Checkout charity, also known as point-of-sale fundraising, refers to the phenomenon of customers at a business being asked to donate money to charitable causes. The practice is most frequent at grocery stores. Checkout charity may also exist at other kinds of businesses, such as liquor stores. Customers may be asked to round their purchase to the nearest dollar or make an otherwise nominal donation.

== Reception ==
Checkout charity can be effective at raising money for charities through the cumulative results of many small donations over time. General attitudes towards checkout charity by customers can vary, from positive to negative. Positive reactions from customers can include an association of the halo effect. Negative reactions can result from customers feeling pressured or anxious when prompted to donate to a charitable cause in this context. They may also be concerned about how such funds are used. Customers may also feel annoyed, particularly if they do not deem the cause to be a worthy one, as they are likely to receive prompts to donate at several retailers in their day-to-day lives. A 2013 Ipsos poll determined that the majority of Canadians had a negative reaction towards checkout charity.

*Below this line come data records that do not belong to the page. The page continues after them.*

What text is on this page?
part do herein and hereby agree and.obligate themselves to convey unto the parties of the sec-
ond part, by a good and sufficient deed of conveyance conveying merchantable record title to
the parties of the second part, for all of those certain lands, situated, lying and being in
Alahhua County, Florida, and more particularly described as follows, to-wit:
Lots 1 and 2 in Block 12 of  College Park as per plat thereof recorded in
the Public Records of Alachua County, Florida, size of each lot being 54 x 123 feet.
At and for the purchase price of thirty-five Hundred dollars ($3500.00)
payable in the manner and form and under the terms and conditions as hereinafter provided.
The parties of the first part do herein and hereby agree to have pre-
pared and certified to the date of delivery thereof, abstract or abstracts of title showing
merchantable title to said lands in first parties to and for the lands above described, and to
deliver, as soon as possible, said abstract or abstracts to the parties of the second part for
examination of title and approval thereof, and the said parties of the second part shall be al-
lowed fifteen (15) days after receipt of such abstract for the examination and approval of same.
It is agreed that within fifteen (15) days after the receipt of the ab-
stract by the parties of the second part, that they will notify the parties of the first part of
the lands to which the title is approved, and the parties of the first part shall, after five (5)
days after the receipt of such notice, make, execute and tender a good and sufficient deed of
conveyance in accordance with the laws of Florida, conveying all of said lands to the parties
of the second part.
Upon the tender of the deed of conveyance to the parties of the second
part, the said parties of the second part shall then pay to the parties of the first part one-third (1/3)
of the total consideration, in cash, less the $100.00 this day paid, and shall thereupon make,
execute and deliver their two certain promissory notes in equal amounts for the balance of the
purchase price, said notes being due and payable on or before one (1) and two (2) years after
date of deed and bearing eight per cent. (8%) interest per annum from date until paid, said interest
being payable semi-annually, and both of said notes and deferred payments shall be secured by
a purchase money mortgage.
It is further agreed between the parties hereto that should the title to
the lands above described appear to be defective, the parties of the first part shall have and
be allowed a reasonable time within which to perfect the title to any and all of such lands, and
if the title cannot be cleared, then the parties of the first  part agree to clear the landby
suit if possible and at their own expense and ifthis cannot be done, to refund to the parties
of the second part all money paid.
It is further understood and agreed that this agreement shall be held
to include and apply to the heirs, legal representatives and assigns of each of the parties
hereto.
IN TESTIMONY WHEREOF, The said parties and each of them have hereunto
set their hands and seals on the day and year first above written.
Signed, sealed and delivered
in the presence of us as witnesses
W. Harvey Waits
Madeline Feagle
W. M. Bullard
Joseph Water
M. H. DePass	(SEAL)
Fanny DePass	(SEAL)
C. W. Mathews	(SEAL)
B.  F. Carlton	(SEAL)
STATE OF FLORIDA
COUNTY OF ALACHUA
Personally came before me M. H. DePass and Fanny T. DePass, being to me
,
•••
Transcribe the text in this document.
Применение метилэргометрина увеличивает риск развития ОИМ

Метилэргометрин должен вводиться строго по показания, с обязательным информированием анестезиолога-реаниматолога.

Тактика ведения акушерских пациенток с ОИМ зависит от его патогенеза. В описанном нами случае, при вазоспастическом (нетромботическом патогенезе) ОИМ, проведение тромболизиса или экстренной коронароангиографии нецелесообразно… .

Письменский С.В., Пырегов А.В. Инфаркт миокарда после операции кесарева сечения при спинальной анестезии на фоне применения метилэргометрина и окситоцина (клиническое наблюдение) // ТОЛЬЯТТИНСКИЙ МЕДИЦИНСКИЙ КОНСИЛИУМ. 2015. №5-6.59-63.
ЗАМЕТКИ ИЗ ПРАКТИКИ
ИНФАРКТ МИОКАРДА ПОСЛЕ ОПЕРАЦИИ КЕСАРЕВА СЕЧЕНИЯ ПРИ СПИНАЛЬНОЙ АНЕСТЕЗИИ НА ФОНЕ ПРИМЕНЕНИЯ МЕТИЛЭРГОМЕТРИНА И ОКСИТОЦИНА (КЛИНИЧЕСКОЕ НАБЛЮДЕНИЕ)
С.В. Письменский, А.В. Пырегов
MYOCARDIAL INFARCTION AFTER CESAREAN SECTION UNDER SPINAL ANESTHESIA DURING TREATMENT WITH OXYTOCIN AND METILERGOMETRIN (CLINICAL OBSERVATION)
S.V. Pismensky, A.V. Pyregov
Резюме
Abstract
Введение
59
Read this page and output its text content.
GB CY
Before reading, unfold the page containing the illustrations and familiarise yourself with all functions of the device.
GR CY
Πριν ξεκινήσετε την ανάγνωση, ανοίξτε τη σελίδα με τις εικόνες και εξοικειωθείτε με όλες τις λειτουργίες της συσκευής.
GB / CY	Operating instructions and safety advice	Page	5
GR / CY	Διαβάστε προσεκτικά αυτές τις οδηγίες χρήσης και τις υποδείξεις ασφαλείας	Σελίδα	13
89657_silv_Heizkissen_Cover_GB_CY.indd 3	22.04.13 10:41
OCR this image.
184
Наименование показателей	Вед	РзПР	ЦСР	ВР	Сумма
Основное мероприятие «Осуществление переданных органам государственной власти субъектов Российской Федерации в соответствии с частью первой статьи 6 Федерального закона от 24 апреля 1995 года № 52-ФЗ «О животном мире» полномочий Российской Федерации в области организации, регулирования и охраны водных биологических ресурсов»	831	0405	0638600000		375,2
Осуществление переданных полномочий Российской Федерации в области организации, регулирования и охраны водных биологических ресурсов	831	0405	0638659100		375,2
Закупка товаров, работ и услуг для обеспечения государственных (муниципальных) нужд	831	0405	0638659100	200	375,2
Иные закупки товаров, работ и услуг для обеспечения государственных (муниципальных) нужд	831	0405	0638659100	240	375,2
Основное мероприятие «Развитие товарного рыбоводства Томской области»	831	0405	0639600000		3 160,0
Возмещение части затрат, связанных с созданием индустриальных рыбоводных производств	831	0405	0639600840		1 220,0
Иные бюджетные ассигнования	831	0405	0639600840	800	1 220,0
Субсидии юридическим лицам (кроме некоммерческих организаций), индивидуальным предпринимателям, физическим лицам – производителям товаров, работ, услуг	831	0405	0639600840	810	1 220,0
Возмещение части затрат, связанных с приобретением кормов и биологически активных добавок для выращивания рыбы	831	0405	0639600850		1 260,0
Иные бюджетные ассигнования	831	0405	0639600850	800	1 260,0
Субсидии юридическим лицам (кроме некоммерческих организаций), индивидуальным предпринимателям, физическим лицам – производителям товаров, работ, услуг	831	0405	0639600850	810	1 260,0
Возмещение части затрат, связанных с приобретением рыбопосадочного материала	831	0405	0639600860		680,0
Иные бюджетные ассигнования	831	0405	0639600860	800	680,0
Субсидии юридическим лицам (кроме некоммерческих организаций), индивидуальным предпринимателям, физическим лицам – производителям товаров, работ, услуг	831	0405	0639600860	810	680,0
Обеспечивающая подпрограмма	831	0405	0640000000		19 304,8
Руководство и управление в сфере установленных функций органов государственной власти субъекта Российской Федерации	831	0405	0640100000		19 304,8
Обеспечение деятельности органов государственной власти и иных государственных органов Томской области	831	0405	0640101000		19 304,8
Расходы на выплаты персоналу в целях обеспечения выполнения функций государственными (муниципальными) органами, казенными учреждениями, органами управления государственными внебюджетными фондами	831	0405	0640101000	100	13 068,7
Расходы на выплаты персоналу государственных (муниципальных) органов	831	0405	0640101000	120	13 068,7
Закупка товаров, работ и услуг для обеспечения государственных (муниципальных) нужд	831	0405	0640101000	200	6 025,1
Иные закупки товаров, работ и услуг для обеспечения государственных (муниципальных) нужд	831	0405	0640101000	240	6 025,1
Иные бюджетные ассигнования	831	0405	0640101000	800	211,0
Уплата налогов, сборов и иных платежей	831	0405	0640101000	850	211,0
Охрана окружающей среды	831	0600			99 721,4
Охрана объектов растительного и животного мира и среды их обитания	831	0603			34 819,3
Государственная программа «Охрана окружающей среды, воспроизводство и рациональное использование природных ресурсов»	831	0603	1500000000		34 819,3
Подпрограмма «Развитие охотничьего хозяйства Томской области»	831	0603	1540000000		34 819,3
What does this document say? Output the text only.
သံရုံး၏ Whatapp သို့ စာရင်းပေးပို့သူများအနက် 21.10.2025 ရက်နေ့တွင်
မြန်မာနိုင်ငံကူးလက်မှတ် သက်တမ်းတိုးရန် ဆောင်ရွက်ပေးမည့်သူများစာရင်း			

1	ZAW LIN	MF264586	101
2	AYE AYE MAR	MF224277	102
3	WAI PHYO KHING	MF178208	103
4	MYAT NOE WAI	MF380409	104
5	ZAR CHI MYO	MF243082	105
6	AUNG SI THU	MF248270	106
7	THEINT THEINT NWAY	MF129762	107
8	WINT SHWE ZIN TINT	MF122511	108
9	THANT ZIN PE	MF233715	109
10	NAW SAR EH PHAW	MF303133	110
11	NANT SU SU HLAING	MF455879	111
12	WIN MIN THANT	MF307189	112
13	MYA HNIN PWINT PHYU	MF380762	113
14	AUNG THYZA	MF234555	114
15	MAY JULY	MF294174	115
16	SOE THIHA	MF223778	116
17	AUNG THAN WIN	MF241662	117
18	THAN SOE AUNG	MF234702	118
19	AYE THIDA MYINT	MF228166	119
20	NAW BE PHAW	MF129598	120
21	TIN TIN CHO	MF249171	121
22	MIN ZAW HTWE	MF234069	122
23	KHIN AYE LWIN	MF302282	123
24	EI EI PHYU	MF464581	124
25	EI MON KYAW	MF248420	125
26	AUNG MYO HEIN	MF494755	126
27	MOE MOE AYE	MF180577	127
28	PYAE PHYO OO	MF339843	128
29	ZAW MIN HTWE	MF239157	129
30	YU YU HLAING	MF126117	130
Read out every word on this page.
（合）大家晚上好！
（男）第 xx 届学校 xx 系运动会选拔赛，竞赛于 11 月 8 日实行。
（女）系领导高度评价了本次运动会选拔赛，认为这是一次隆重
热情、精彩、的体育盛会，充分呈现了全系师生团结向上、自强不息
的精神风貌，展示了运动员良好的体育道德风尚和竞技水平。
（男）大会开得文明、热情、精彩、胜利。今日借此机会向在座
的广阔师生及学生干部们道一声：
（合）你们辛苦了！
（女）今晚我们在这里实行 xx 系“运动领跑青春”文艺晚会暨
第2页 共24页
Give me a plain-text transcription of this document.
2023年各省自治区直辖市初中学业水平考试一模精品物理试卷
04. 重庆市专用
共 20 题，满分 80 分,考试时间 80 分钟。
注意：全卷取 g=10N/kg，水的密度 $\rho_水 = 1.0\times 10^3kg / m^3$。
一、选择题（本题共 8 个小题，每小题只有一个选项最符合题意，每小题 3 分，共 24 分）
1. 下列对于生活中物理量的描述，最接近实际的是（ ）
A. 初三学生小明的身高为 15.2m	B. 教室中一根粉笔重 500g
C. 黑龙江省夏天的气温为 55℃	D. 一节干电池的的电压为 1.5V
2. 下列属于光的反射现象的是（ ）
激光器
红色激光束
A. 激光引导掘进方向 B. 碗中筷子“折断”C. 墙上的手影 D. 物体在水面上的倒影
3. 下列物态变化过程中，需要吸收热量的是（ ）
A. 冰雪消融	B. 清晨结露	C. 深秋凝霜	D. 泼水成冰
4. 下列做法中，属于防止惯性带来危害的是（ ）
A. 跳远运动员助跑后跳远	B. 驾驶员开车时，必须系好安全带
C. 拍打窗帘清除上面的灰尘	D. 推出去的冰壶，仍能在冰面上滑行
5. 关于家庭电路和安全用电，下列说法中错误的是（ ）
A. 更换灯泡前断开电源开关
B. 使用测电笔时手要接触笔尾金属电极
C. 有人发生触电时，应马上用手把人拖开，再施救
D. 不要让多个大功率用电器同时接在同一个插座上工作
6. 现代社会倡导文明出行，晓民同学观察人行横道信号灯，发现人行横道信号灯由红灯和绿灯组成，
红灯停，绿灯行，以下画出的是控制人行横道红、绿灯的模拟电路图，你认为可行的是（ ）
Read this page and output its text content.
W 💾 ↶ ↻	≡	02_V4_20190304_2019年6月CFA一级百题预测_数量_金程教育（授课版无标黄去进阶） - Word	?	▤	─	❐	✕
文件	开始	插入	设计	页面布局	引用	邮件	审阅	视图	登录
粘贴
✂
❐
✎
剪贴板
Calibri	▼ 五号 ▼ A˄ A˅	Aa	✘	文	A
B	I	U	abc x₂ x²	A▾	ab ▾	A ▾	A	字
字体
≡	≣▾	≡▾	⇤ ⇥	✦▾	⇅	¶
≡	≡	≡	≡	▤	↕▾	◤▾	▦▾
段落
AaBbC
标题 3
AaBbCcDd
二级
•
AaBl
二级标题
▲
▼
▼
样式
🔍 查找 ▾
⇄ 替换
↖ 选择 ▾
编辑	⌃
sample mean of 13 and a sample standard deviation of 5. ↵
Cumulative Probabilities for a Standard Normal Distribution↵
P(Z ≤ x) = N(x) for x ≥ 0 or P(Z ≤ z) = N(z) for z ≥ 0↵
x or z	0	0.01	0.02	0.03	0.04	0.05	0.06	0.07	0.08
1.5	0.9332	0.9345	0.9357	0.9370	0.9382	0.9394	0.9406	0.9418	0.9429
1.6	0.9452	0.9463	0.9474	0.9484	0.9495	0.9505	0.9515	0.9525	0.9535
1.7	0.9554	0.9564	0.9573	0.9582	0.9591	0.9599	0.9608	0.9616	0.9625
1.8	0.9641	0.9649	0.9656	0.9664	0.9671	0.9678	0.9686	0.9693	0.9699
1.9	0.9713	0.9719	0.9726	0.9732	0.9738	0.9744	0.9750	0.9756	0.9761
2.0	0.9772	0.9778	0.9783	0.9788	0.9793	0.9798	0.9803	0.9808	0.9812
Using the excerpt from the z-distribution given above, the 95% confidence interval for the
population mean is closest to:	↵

A common misconception, often spread via online platforms, is that stores offering checkout charity do so to save money on taxes. This is not true, and is not possible; corporation taxes are assessed on profit, and a customer's donation would not change the amount of profit and therefore tax payable by the store. A business would need to donate its own money to be able to claim a tax deduction, which would in any event be many times less than the cost of the donation in profit; it is impossible to make money by donating to charity. Businesses engage in this activity to support their corporate social responsibility goals and/or improve their public image.

Charities may seek donations through this method because it is more cost effective and is not as time intensive as other fundraising initiatives such as canvassing door-to-door or holding charity-specific events. In the United States, more than 4.9 billion dollars have been raised by checkout charity donations.